We have more choices and decisions to make in a day than any other humans in the history of the species. The assumption is that choice is good, although I wonder whether the fact that the small-ish grocery store in my neighbourhood has something like 200 linear feet of breakfast cereal for me to choose from really counts for that much in the long run.
At the beginning of the “Arab Spring” in 2010, some young people in Tunisia made the choice no longer to accept living in a dictatorship. Not only did they ultimately achieve their goal of toppling the dictatorship, but they inspired people in other countries in the Arab world to make similar choices.
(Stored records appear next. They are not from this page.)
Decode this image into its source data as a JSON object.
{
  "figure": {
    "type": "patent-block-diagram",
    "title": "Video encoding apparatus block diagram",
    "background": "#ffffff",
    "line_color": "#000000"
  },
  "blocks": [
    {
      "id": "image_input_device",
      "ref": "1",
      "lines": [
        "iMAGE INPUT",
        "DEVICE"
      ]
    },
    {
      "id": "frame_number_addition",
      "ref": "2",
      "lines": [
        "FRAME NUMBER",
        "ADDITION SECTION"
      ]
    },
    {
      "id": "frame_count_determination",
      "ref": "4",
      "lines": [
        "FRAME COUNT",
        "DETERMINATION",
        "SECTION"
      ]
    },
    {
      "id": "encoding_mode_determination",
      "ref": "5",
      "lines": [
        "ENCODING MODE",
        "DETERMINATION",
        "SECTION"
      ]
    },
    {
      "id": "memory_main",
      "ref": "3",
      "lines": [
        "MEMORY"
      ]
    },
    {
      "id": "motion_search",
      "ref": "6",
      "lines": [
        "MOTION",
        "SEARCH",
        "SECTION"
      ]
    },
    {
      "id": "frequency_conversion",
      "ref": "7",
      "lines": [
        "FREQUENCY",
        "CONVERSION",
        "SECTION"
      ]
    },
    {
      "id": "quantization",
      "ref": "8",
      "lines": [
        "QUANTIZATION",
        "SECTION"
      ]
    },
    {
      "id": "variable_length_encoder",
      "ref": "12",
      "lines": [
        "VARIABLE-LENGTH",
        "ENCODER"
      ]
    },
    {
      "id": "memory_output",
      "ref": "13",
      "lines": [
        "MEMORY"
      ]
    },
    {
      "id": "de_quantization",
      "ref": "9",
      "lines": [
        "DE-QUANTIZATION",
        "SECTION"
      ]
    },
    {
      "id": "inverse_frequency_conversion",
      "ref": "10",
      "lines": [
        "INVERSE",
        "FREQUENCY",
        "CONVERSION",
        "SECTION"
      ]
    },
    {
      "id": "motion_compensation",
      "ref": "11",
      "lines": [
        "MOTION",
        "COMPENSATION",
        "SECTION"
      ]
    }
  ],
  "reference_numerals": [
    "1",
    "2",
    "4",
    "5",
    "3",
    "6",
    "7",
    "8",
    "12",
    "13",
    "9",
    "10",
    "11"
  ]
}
The film Invictus, set in post-Apartheid South Africa, tells the story of the relationship between the new President Nelson Mandela and the captain of the national rugby team in the lead up to the world cup of Rugby in 1995. Mandela chose to forgive the people who had wronged him and to work at reconciliation and unity in the new South Africa. The rugby team captain chose to lay aside enough of his own history and assumptions to participate in Mandela’s project of racial unity.
In Tunisia, South Africa, and wherever you’re reading this, people make choices for and against freedom and fullness of life with mixed motivations, muddy understanding and analysis, and uncertain outcomes. South Africa today is hardly a bastion of racial harmony and peace, and most of the gains made the Arab Spring have been rolled back. Nevertheless, at every step, individuals and communities make choices for or against justice, peace, life, and love.
We cherish what we perceive to be our autonomy and our ability to make whatever choices we want. Important choices have consequences – not only for we who make them, but for all the constellations of people we affect. Choice – including the choice to do nothing – bears moral weight.